At the moment join_l4 is called on the same list of stations as join_l3, meaning sites for which new transmission, new raw files or new flags have recently been added:
https://github.com/GEUS-Glaciology-and-Climate/aws-operational-processing/blob/b0d52ecf9427b204460f21f110ef0e049d0c49c4/l3_processor.sh#L173-L185

If a station is listed in old_name .values() (names in brackets in old_name ) then it is not processed by join_l4 (because appended to another AWS data). If a station is not in old_name.keys() then there's no historical data that needs to be appended and it is copied, as-is to the level_4 folder.

For the historical GC-Net stations, the aliases for variables are defined in an external file src/pypromice/process/variable_aliases_GC-Net.csv also defined as package data.

The merging is done by time slices:

ds1 = xr.concat((ds2.sel(
time=slice(ds2.time.isel(time=0),
ds1.time.isel(time=0))
), ds1), dim='time')

where ds1 is the current AWS data and ds2 is the historical AWS data being appended before the start of ds1.
Gap-filling during the overlapping period is currently not implemented.

The result are files of identical format and same variables as the level_3 files.

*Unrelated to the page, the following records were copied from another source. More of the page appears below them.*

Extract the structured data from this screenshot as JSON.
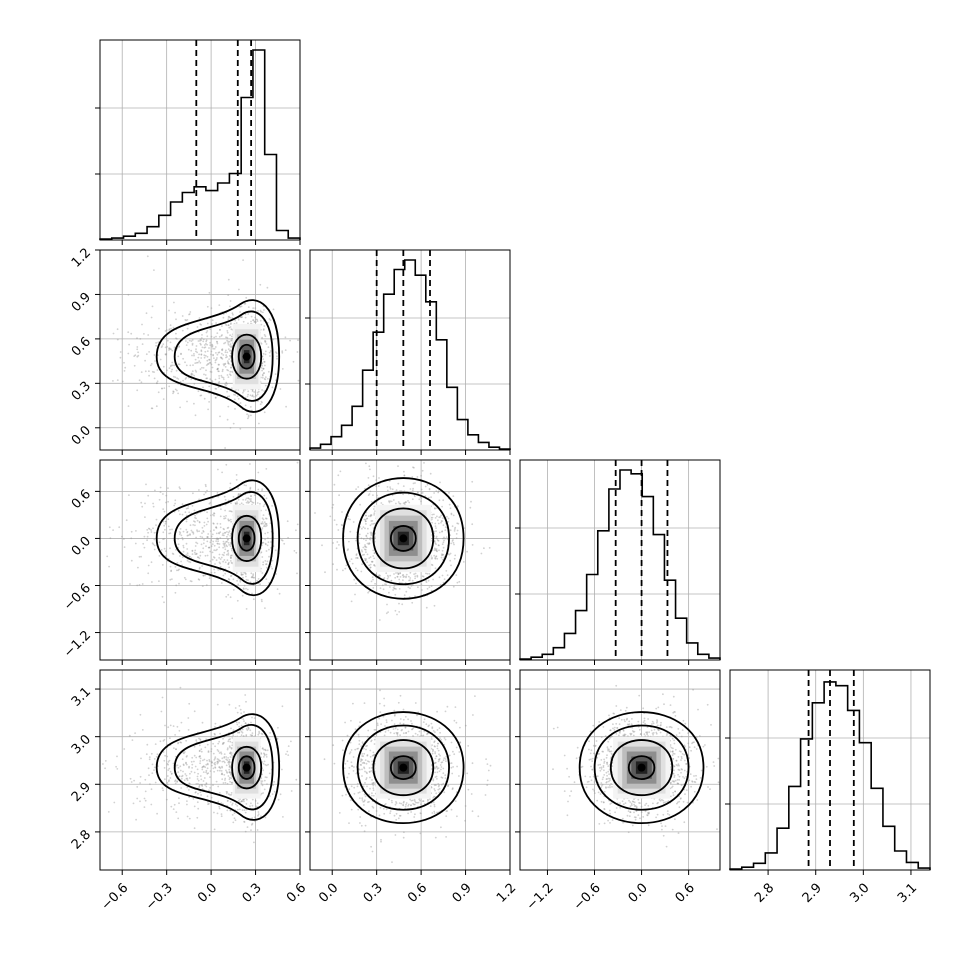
{
  "chart_data": {
    "type": "corner",
    "params": 4,
    "grid": true,
    "axes": [
      {
        "range": [
          -0.75,
          0.6
        ],
        "ticks": [
          -0.6,
          -0.3,
          0.0,
          0.3,
          0.6
        ],
        "tick_labels": [
          "−0.6",
          "−0.3",
          "0.0",
          "0.3",
          "0.6"
        ],
        "quantiles": [
          -0.1,
          0.18,
          0.27
        ]
      },
      {
        "range": [
          -0.15,
          1.2
        ],
        "ticks": [
          0.0,
          0.3,
          0.6,
          0.9,
          1.2
        ],
        "tick_labels": [
          "0.0",
          "0.3",
          "0.6",
          "0.9",
          "1.2"
        ],
        "quantiles": [
          0.3,
          0.48,
          0.66
        ]
      },
      {
        "range": [
          -1.55,
          1.0
        ],
        "ticks": [
          -1.2,
          -0.6,
          0.0,
          0.6
        ],
        "tick_labels": [
          "−1.2",
          "−0.6",
          "0.0",
          "0.6"
        ],
        "quantiles": [
          -0.33,
          0.0,
          0.33
        ]
      },
      {
        "range": [
          2.72,
          3.14
        ],
        "ticks": [
          2.8,
          2.9,
          3.0,
          3.1
        ],
        "tick_labels": [
          "2.8",
          "2.9",
          "3.0",
          "3.1"
        ],
        "quantiles": [
          2.885,
          2.93,
          2.98
        ]
      }
    ],
    "histograms": [
      [
        0.005,
        0.01,
        0.02,
        0.035,
        0.07,
        0.13,
        0.2,
        0.25,
        0.28,
        0.26,
        0.3,
        0.35,
        0.75,
        1.0,
        0.45,
        0.05,
        0.01
      ],
      [
        0.01,
        0.03,
        0.07,
        0.13,
        0.23,
        0.42,
        0.62,
        0.82,
        0.95,
        1.0,
        0.92,
        0.78,
        0.58,
        0.33,
        0.16,
        0.08,
        0.04,
        0.015,
        0.005
      ],
      [
        0.005,
        0.015,
        0.03,
        0.065,
        0.14,
        0.26,
        0.45,
        0.68,
        0.9,
        1.0,
        0.98,
        0.86,
        0.66,
        0.42,
        0.22,
        0.09,
        0.03,
        0.01
      ],
      [
        0.005,
        0.015,
        0.035,
        0.09,
        0.22,
        0.44,
        0.69,
        0.88,
        0.99,
        0.97,
        0.84,
        0.67,
        0.43,
        0.23,
        0.1,
        0.04,
        0.01
      ]
    ],
    "hist_ranges": [
      [
        -0.75,
        0.6
      ],
      [
        -0.15,
        1.2
      ],
      [
        -1.55,
        1.0
      ],
      [
        2.72,
        3.14
      ]
    ]
  }
}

Instead of stid there is now a site_id and list_station_id attributes defined as:

site_id = n1.replace('v3','').replace('CEN2','CEN')
for l in [l3_h, l3_d, l3_m]:
l.attrs['site_id'] = site_id
l.attrs['station_id'] = site_id
if n1 in old_name.keys():
l.attrs['list_station_id'] = '('+n1+', '+', '.join(old_name[n1])+')'
else:
l.attrs['list_station_id'] = '('+n1+')'

meaning that we drop the the v3 and the 2 in CEN2 (and potentially other stations)

Right now, because of the parallel call to join_l4, join_l4 cannot know that it needs to re-append a given site (e.g. CEN) if the older station data (e.g. CEN1) is updated but not the latest station (e.g. CEN2).